The silence swells, but this time it doesn’t drown. It wraps around us, fog dense, unspoken, full of ache. I blink hard. Somewhere inside, the chorus of an old lyric echoes. Don’t fall, don’t break, don’t ask to be saved.
When he stands, I expect him to leave. To give me space, pretending it’s some noble gesture. But he doesn’t. He justmoves to the bed, sitting beside me. Close, but not touching. His presence is a quiet promise.
He doesn’t push. Doesn’t demand. He just is. No one’s ever done that for me. I don’t look at him. But I feel the warmth at my side. Steady. Uncomplicated. Mine.
So I don’t send him away.
We stay there, side by side, as if we’re strangers who know too much. We don’t get under the covers. Don’t pretend this is something it’s not. Just lay back, both of us fully clothed, a chasm of years and pain between us.
Eventually, I curl onto my side, facing the wall. He stays on his back, arms behind his head. Breathing steady. Breathing for both of us. The rhythm of his breath syncs with mine, a song without words.
In the dark, I whisper, “Do you ever wish you could forget? Everything. Not just the bad stuff. All of it. Start clean. Be someone new.”
His silence stretches so long, I think maybe he won’t answer.
Then… “I used to. Before I met you.” It doesn’t come with weight. Or pity. Just truth. Soft and wrecking.
I look at him. He’s staring at the ceiling, the truth having burned holes through it. Malachi doesn’t elaborate. He doesn’t need to.
It guts me. I shift closer. Just a little. Just enough. A lyric pulses at the edge of my thoughts. Something in me stays when I should go.
“Stay,” I whisper. “Just for tonight.”
His body exhales, like he’s been holding his breath since I walked away from him in the rain.
“Yeah,” he says. “I can do that.”
We don’t get under the covers. Don’t crawl toward each other pretending to be lovers or press our foreheads together the way a movie ending would. We just stretch out on top of the bed. Fullyclothed, not touching, the space between us thick with the ghosts we carry.
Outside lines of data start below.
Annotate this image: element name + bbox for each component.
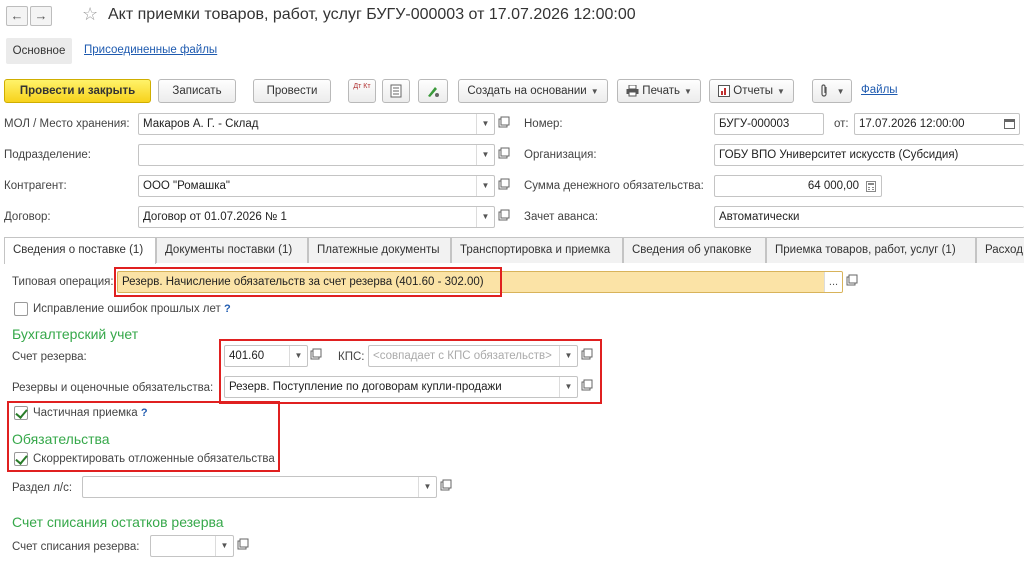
open-icon[interactable]: [498, 147, 514, 163]
contract-label: Договор:: [4, 211, 51, 223]
mol-label: МОЛ / Место хранения:: [4, 118, 130, 130]
calculator-icon[interactable]: [866, 181, 876, 192]
tab-payment-documents[interactable]: Платежные документы: [308, 237, 451, 263]
writeoff-account-field[interactable]: ▼: [150, 535, 234, 557]
report-icon: [718, 84, 731, 97]
open-icon[interactable]: [498, 178, 514, 194]
obligation-sum-field[interactable]: 64 000,00: [714, 175, 882, 197]
tab-expense[interactable]: Расход: [976, 237, 1024, 263]
chevron-down-icon[interactable]: ▼: [476, 145, 494, 165]
partial-acceptance-checkbox[interactable]: [14, 406, 28, 420]
post-and-close-button[interactable]: Провести и закрыть: [4, 79, 151, 103]
tab-transport-acceptance[interactable]: Транспортировка и приемка: [451, 237, 623, 263]
tab-delivery-documents[interactable]: Документы поставки (1): [156, 237, 308, 263]
writeoff-section-title: Счет списания остатков резерва: [12, 514, 224, 530]
help-icon[interactable]: ?: [141, 407, 148, 419]
reserve-account-label: Счет резерва:: [12, 351, 87, 363]
date-field[interactable]: 17.07.2026 12:00:00: [854, 113, 1020, 135]
open-icon[interactable]: [310, 348, 326, 364]
chevron-down-icon[interactable]: ▼: [559, 346, 577, 366]
document-tabs: Сведения о поставке (1) Документы постав…: [4, 237, 1024, 264]
forward-button[interactable]: →: [30, 6, 52, 26]
calendar-icon[interactable]: [1004, 118, 1015, 129]
open-icon[interactable]: [846, 274, 862, 290]
attached-files-link[interactable]: Присоединенные файлы: [84, 44, 217, 56]
create-based-on-button[interactable]: Создать на основании ▼: [458, 79, 608, 103]
page-title: Акт приемки товаров, работ, услуг БУГУ-0…: [108, 6, 636, 23]
organization-field[interactable]: ГОБУ ВПО Университет искусств (Субсидия): [714, 144, 1024, 166]
division-field[interactable]: ▼: [138, 144, 495, 166]
favorite-star-icon[interactable]: ☆: [82, 4, 98, 25]
fix-errors-label: Исправление ошибок прошлых лет ?: [33, 303, 231, 315]
list-button[interactable]: [382, 79, 410, 103]
mol-field[interactable]: Макаров А. Г. - Склад ▼: [138, 113, 495, 135]
document-list-icon: [390, 84, 402, 98]
chevron-down-icon[interactable]: ▼: [476, 176, 494, 196]
obligation-sum-label: Сумма денежного обязательства:: [524, 180, 704, 192]
number-label: Номер:: [524, 118, 563, 130]
fix-errors-checkbox[interactable]: [14, 302, 28, 316]
save-button[interactable]: Записать: [158, 79, 236, 103]
partial-acceptance-label: Частичная приемка ?: [33, 407, 148, 419]
chevron-down-icon[interactable]: ▼: [476, 207, 494, 227]
ls-section-field[interactable]: ▼: [82, 476, 437, 498]
typical-operation-field[interactable]: Резерв. Начисление обязательств за счет …: [117, 271, 843, 293]
counterparty-field[interactable]: ООО "Ромашка" ▼: [138, 175, 495, 197]
reports-button[interactable]: Отчеты ▼: [709, 79, 794, 103]
tab-main[interactable]: Основное: [6, 38, 72, 64]
back-button[interactable]: ←: [6, 6, 28, 26]
ls-section-label: Раздел л/с:: [12, 482, 73, 494]
division-label: Подразделение:: [4, 149, 91, 161]
dt-kt-icon: Дт Кт: [353, 83, 371, 90]
open-icon[interactable]: [498, 209, 514, 225]
accounting-section-title: Бухгалтерский учет: [12, 326, 139, 342]
adjust-deferred-label: Скорректировать отложенные обязательства: [33, 453, 275, 465]
tab-goods-acceptance[interactable]: Приемка товаров, работ, услуг (1): [766, 237, 976, 263]
help-icon[interactable]: ?: [224, 303, 231, 315]
open-icon[interactable]: [237, 538, 253, 554]
kps-label: КПС:: [338, 351, 365, 363]
more-icon[interactable]: ...: [824, 272, 842, 292]
chevron-down-icon[interactable]: ▼: [418, 477, 436, 497]
open-icon[interactable]: [440, 479, 456, 495]
adjust-deferred-checkbox[interactable]: [14, 452, 28, 466]
attach-button[interactable]: ▼: [812, 79, 852, 103]
chevron-down-icon[interactable]: ▼: [559, 377, 577, 397]
advance-offset-field[interactable]: Автоматически: [714, 206, 1024, 228]
files-link[interactable]: Файлы: [861, 84, 898, 96]
chevron-down-icon[interactable]: ▼: [215, 536, 233, 556]
contract-field[interactable]: Договор от 01.07.2026 № 1 ▼: [138, 206, 495, 228]
reserves-label: Резервы и оценочные обязательства:: [12, 382, 214, 394]
tab-delivery-info[interactable]: Сведения о поставке (1): [4, 237, 156, 264]
dt-kt-button[interactable]: Дт Кт: [348, 79, 376, 103]
open-icon[interactable]: [581, 348, 597, 364]
typical-operation-label: Типовая операция:: [12, 276, 114, 288]
structure-button[interactable]: [418, 79, 448, 103]
chevron-down-icon[interactable]: ▼: [289, 346, 307, 366]
reserve-account-field[interactable]: 401.60 ▼: [224, 345, 308, 367]
open-icon[interactable]: [581, 379, 597, 395]
open-icon[interactable]: [498, 116, 514, 132]
tab-packaging-info[interactable]: Сведения об упаковке: [623, 237, 766, 263]
pen-structure-icon: [428, 86, 439, 97]
organization-label: Организация:: [524, 149, 597, 161]
date-from-label: от:: [834, 118, 849, 130]
advance-offset-label: Зачет аванса:: [524, 211, 599, 223]
forward-icon: →: [34, 8, 48, 23]
printer-icon: [626, 84, 639, 97]
number-field[interactable]: БУГУ-000003: [714, 113, 824, 135]
post-button[interactable]: Провести: [253, 79, 331, 103]
counterparty-label: Контрагент:: [4, 180, 67, 192]
reserves-field[interactable]: Резерв. Поступление по договорам купли-п…: [224, 376, 578, 398]
obligations-section-title: Обязательства: [12, 431, 110, 447]
chevron-down-icon[interactable]: ▼: [476, 114, 494, 134]
kps-field[interactable]: <совпадает с КПС обязательств> ▼: [368, 345, 578, 367]
paperclip-icon: [821, 84, 828, 97]
back-icon: ←: [10, 8, 24, 23]
print-button[interactable]: Печать ▼: [617, 79, 701, 103]
writeoff-account-label: Счет списания резерва:: [12, 541, 140, 553]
And still… something in me untangles.
I lie on my side, facing the wall. He lies on his back, hands behind his head like he’s holding up the weight of something invisible. The silence returns but it’s not cold this time. Just there. Full of breath and heartbeat and all the things we’re still too afraid to say.
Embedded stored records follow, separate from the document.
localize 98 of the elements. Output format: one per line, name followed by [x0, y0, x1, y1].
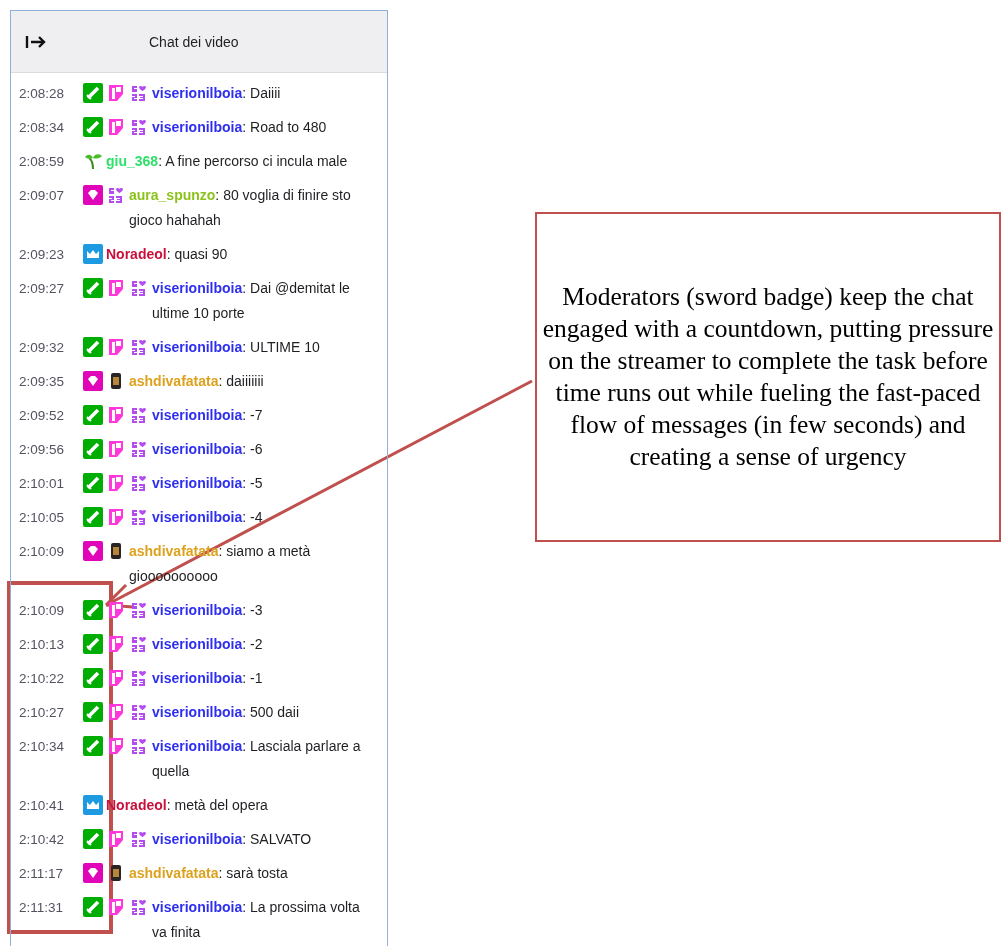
moderator-badge-icon [83, 337, 103, 357]
timestamp: 2:08:34 [19, 119, 66, 137]
timestamp: 2:09:07 [19, 187, 66, 205]
moderator-badge-icon [83, 702, 103, 722]
gem-badge-icon [83, 863, 103, 883]
chat-title: Chat dei video [149, 33, 239, 50]
collapse-icon [25, 34, 47, 49]
gem-badge-icon [83, 185, 103, 205]
chat-message: aura_spunzo: 80 voglia di finire sto gioco hahahah [129, 186, 352, 230]
timestamp: 2:09:23 [19, 246, 66, 264]
moderator-badge-icon [83, 439, 103, 459]
heart-badge-icon [106, 185, 126, 205]
timestamp: 2:10:09 [19, 543, 66, 561]
chat-message: viserionilboia: Daiiii [152, 84, 282, 103]
heart-badge-icon [129, 439, 149, 459]
annotation-text: Moderators (sword badge) keep the chat engaged with a countdown, putting pressure on the streamer to complete the task before time runs out while fueling the fast-paced flow of messages (in few seconds) and creating a sense of urgency [541, 281, 995, 473]
chat-message: viserionilboia: La prossima volta va finita [152, 898, 361, 942]
chat-message: viserionilboia: SALVATO [152, 830, 313, 849]
flag-badge-icon [106, 702, 126, 722]
flag-badge-icon [106, 473, 126, 493]
chat-message: viserionilboia: -2 [152, 635, 264, 654]
heart-badge-icon [129, 83, 149, 103]
timestamp: 2:09:56 [19, 441, 66, 459]
timestamp: 2:09:35 [19, 373, 66, 391]
timestamp: 2:11:31 [19, 899, 65, 917]
timestamp: 2:10:22 [19, 670, 66, 688]
heart-badge-icon [129, 600, 149, 620]
heart-badge-icon [129, 897, 149, 917]
gem-badge-icon [83, 371, 103, 391]
chat-message: Noradeol: quasi 90 [106, 245, 229, 264]
gem-badge-icon [83, 541, 103, 561]
moderator-badge-icon [83, 83, 103, 103]
moderator-badge-icon [83, 405, 103, 425]
moderator-badge-icon [83, 897, 103, 917]
moderator-badge-icon [83, 278, 103, 298]
moderator-badge-icon [83, 600, 103, 620]
moderator-badge-icon [83, 473, 103, 493]
timestamp: 2:09:52 [19, 407, 66, 425]
heart-badge-icon [129, 278, 149, 298]
timestamp: 2:10:41 [19, 797, 66, 815]
flag-badge-icon [106, 439, 126, 459]
chat-message: viserionilboia: -6 [152, 440, 264, 459]
moderator-badge-icon [83, 736, 103, 756]
chat-message: ashdivafatata: daiiiiiii [129, 372, 265, 391]
timestamp: 2:08:59 [19, 153, 66, 171]
moderator-badge-icon [83, 507, 103, 527]
flag-badge-icon [106, 829, 126, 849]
chat-message: viserionilboia: ULTIME 10 [152, 338, 321, 357]
flag-badge-icon [106, 278, 126, 298]
moderator-badge-icon [83, 634, 103, 654]
timestamp: 2:09:32 [19, 339, 66, 357]
chat-message: viserionilboia: Lasciala parlare a quella [152, 737, 362, 781]
heart-badge-icon [129, 736, 149, 756]
chat-message: viserionilboia: -4 [152, 508, 264, 527]
timestamp: 2:10:27 [19, 704, 66, 722]
heart-badge-icon [129, 668, 149, 688]
flag-badge-icon [106, 83, 126, 103]
timestamp: 2:10:01 [19, 475, 66, 493]
chat-message: ashdivafatata: sarà tosta [129, 864, 289, 883]
flag-badge-icon [106, 337, 126, 357]
timestamp: 2:10:05 [19, 509, 66, 527]
flag-badge-icon [106, 634, 126, 654]
chat-message: viserionilboia: -7 [152, 406, 264, 425]
heart-badge-icon [129, 117, 149, 137]
heart-badge-icon [129, 829, 149, 849]
flag-badge-icon [106, 507, 126, 527]
timestamp: 2:08:28 [19, 85, 66, 103]
timestamp: 2:10:34 [19, 738, 66, 756]
timestamp: 2:10:09 [19, 602, 66, 620]
chat-message: viserionilboia: -1 [152, 669, 264, 688]
crown-badge-icon [83, 244, 103, 264]
heart-badge-icon [129, 507, 149, 527]
sprout-icon [83, 151, 103, 171]
chat-message: viserionilboia: -5 [152, 474, 264, 493]
moderator-badge-icon [83, 117, 103, 137]
timestamp: 2:10:13 [19, 636, 66, 654]
timestamp: 2:09:27 [19, 280, 66, 298]
heart-badge-icon [129, 337, 149, 357]
heart-badge-icon [129, 405, 149, 425]
timestamp: 2:10:42 [19, 831, 66, 849]
flag-badge-icon [106, 600, 126, 620]
heart-badge-icon [129, 473, 149, 493]
crown-badge-icon [83, 795, 103, 815]
chat-message: viserionilboia: Road to 480 [152, 118, 328, 137]
chat-message: viserionilboia: Dai @demitat le ultime 10 porte [152, 279, 351, 323]
timestamp: 2:11:17 [19, 865, 65, 883]
flag-badge-icon [106, 897, 126, 917]
flag-badge-icon [106, 736, 126, 756]
chat-message: viserionilboia: 500 daii [152, 703, 301, 722]
chat-message: viserionilboia: -3 [152, 601, 264, 620]
chat-message: giu_368: A fine percorso ci incula male [106, 152, 349, 171]
flag-badge-icon [106, 405, 126, 425]
moderator-badge-icon [83, 668, 103, 688]
flag-badge-icon [106, 117, 126, 137]
heart-badge-icon [129, 634, 149, 654]
moderator-badge-icon [83, 829, 103, 849]
flag-badge-icon [106, 668, 126, 688]
heart-badge-icon [129, 702, 149, 722]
Minutes pass. Or maybe more. My body stays tense, waiting for regret to crawl in and take over. But it doesn’t.
Then, through the dark, his voice—low, rough around the edges, costing him something just to speak.
“I didn’t mean to fall for you.” My chest stutters. My fingers twitch where they rest near my heart. “But I did.”
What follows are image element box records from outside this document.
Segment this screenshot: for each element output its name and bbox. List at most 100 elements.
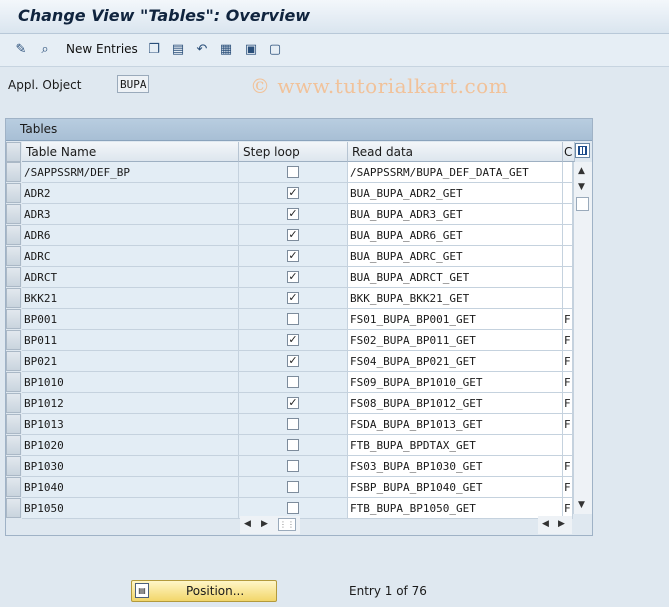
c-cell[interactable] — [563, 183, 573, 204]
column-header-table-name[interactable]: Table Name — [22, 142, 239, 162]
c-cell[interactable] — [563, 225, 573, 246]
table-name-cell[interactable]: /SAPPSSRM/DEF_BP — [22, 162, 239, 183]
step-loop-checkbox[interactable] — [287, 313, 299, 325]
horizontal-scroll-thumb[interactable]: ⋮⋮ — [278, 518, 296, 531]
row-selector-button[interactable] — [6, 477, 21, 497]
row-selector-button[interactable] — [6, 372, 21, 392]
read-data-cell[interactable]: FTB_BUPA_BP1050_GET — [348, 498, 563, 519]
scroll-down-icon[interactable]: ▼ — [578, 500, 585, 510]
read-data-cell[interactable]: BKK_BUPA_BKK21_GET — [348, 288, 563, 309]
row-selector-button[interactable] — [6, 498, 21, 518]
read-data-cell[interactable]: FS08_BUPA_BP1012_GET — [348, 393, 563, 414]
find-icon[interactable]: ⌕ — [37, 42, 53, 58]
edit-glasses-icon[interactable]: ✎ — [13, 42, 29, 58]
step-loop-checkbox[interactable] — [287, 418, 299, 430]
table-name-cell[interactable]: BP1010 — [22, 372, 239, 393]
table-name-cell[interactable]: BP1013 — [22, 414, 239, 435]
read-data-cell[interactable]: FSDA_BUPA_BP1013_GET — [348, 414, 563, 435]
read-data-cell[interactable]: FS01_BUPA_BP001_GET — [348, 309, 563, 330]
vertical-scrollbar[interactable]: ▲ ▼ ▼ — [573, 162, 592, 514]
row-selector-button[interactable] — [6, 435, 21, 455]
new-entries-button[interactable]: New Entries — [66, 42, 138, 56]
read-data-cell[interactable]: BUA_BUPA_ADRCT_GET — [348, 267, 563, 288]
row-selector-button[interactable] — [6, 456, 21, 476]
scroll-down-small-icon[interactable]: ▼ — [578, 182, 585, 192]
read-data-cell[interactable]: BUA_BUPA_ADRC_GET — [348, 246, 563, 267]
table-name-cell[interactable]: BP1030 — [22, 456, 239, 477]
copy-icon[interactable]: ❐ — [146, 42, 162, 58]
c-cell[interactable]: F — [563, 309, 573, 330]
row-selector-button[interactable] — [6, 225, 21, 245]
table-name-cell[interactable]: BP021 — [22, 351, 239, 372]
scroll-right-right-pane-icon[interactable]: ▶ — [558, 519, 565, 529]
c-cell[interactable] — [563, 267, 573, 288]
table-name-cell[interactable]: BP1040 — [22, 477, 239, 498]
select-all-rows-button[interactable] — [6, 142, 21, 162]
c-cell[interactable]: F — [563, 393, 573, 414]
read-data-cell[interactable]: BUA_BUPA_ADR6_GET — [348, 225, 563, 246]
step-loop-checkbox[interactable]: ✓ — [287, 292, 299, 304]
step-loop-checkbox[interactable] — [287, 460, 299, 472]
column-header-read-data[interactable]: Read data — [348, 142, 563, 162]
appl-object-field[interactable]: BUPA — [117, 75, 149, 93]
step-loop-checkbox[interactable]: ✓ — [287, 397, 299, 409]
horizontal-scrollbar-left[interactable]: ◀ ▶ ⋮⋮ — [240, 516, 300, 534]
table-name-cell[interactable]: ADRC — [22, 246, 239, 267]
table-name-cell[interactable]: BP001 — [22, 309, 239, 330]
c-cell[interactable] — [563, 246, 573, 267]
table-name-cell[interactable]: ADR3 — [22, 204, 239, 225]
read-data-cell[interactable]: BUA_BUPA_ADR3_GET — [348, 204, 563, 225]
row-selector-button[interactable] — [6, 309, 21, 329]
scroll-left-icon[interactable]: ◀ — [244, 519, 251, 529]
step-loop-checkbox[interactable] — [287, 166, 299, 178]
step-loop-checkbox[interactable] — [287, 376, 299, 388]
read-data-cell[interactable]: FS04_BUPA_BP021_GET — [348, 351, 563, 372]
c-cell[interactable]: F — [563, 477, 573, 498]
row-selector-button[interactable] — [6, 246, 21, 266]
step-loop-checkbox[interactable]: ✓ — [287, 271, 299, 283]
row-selector-button[interactable] — [6, 204, 21, 224]
row-selector-button[interactable] — [6, 183, 21, 203]
column-header-c[interactable]: C — [563, 142, 575, 162]
table-name-cell[interactable]: BP011 — [22, 330, 239, 351]
row-selector-button[interactable] — [6, 267, 21, 287]
read-data-cell[interactable]: BUA_BUPA_ADR2_GET — [348, 183, 563, 204]
select-block-icon[interactable]: ▣ — [243, 42, 259, 58]
scroll-up-icon[interactable]: ▲ — [578, 166, 585, 176]
read-data-cell[interactable]: FS09_BUPA_BP1010_GET — [348, 372, 563, 393]
row-selector-button[interactable] — [6, 351, 21, 371]
select-all-icon[interactable]: ▦ — [218, 42, 234, 58]
column-header-step-loop[interactable]: Step loop — [239, 142, 348, 162]
read-data-cell[interactable]: FTB_BUPA_BPDTAX_GET — [348, 435, 563, 456]
read-data-cell[interactable]: FSBP_BUPA_BP1040_GET — [348, 477, 563, 498]
c-cell[interactable] — [563, 435, 573, 456]
c-cell[interactable]: F — [563, 456, 573, 477]
read-data-cell[interactable]: FS03_BUPA_BP1030_GET — [348, 456, 563, 477]
step-loop-checkbox[interactable] — [287, 439, 299, 451]
column-settings-icon[interactable] — [575, 143, 590, 158]
step-loop-checkbox[interactable]: ✓ — [287, 208, 299, 220]
read-data-cell[interactable]: FS02_BUPA_BP011_GET — [348, 330, 563, 351]
step-loop-checkbox[interactable]: ✓ — [287, 229, 299, 241]
c-cell[interactable]: F — [563, 372, 573, 393]
scroll-left-right-pane-icon[interactable]: ◀ — [542, 519, 549, 529]
row-selector-button[interactable] — [6, 162, 21, 182]
table-name-cell[interactable]: BP1012 — [22, 393, 239, 414]
scroll-right-icon[interactable]: ▶ — [261, 519, 268, 529]
step-loop-checkbox[interactable] — [287, 502, 299, 514]
deselect-all-icon[interactable]: ▢ — [267, 42, 283, 58]
row-selector-button[interactable] — [6, 393, 21, 413]
undo-icon[interactable]: ↶ — [194, 42, 210, 58]
c-cell[interactable] — [563, 204, 573, 225]
table-name-cell[interactable]: BP1020 — [22, 435, 239, 456]
c-cell[interactable]: F — [563, 351, 573, 372]
vertical-scroll-thumb[interactable] — [576, 197, 589, 211]
table-name-cell[interactable]: ADR2 — [22, 183, 239, 204]
table-name-cell[interactable]: ADRCT — [22, 267, 239, 288]
step-loop-checkbox[interactable]: ✓ — [287, 250, 299, 262]
table-name-cell[interactable]: ADR6 — [22, 225, 239, 246]
table-name-cell[interactable]: BP1050 — [22, 498, 239, 519]
table-name-cell[interactable]: BKK21 — [22, 288, 239, 309]
row-selector-button[interactable] — [6, 330, 21, 350]
row-selector-button[interactable] — [6, 414, 21, 434]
I don’t move. Don’t answer. I just let the words hang there, bare and trembling, until they find a place to land inside me.
I close my eyes. And let that truth curl into the dark with me.
I wake slowly. Not with the jolt of nightmares or the sharp breath of panic. Just… drifting. Sleep not wanting to let me go. The sheets are warm against my skin. Heavy with breath and something else. Something tethering.
It’s warm. Too warm. There’s a weight across my waist. A steady rhythm beneath my ear. The faint smell of leather and cedar and that clean heat that only belongs to one person. My eyes blink open.
His chest is the first thing I see. Broad. Steady. Bare beneath the hem of his shirt, where it’s ridden up just enough for skin to find mine. I freeze. The air catches in my lungs. His skin is warm against mine—too familiar, too easy. The quiet here is deeper than silence. It’s trust.
Malachi’s arm is slung around me, heavy and protective, belonging there. One of my legs is tangled with his. My fingers are curled into his shirt, clutching him in my sleep, as if he’s something I needed.
I don’t remember moving. Don’t remember shifting closer. But somehow, somehow, we ended up this way. Tangled. Quiet. Too close. His heartbeat pulses under my cheek. Steady. Strong. It hums through me, settling deep in my bones.
His breath brushes the top of my head, even. Calm. Still asleep. I close my eyes for one suspended breath and let myself feel the moment. The scent of him. The weight of his arm. That strange, terrifying calm in my own chest.
And I should move. Should untangle myself before he wakes up and sees how far I’ve slipped. But I don’t. Not yet. Because for one impossible second, I let myself feel it; the way his body curves around mine, armor against the world. The quiet of his chest rising and falling, a rhythm I forgot I trusted. How my heart isn’t racing and I’m not scared.
The way it feels safe, and that alone makes my throat tighten.
I hate it. I hate how easy it is to stay.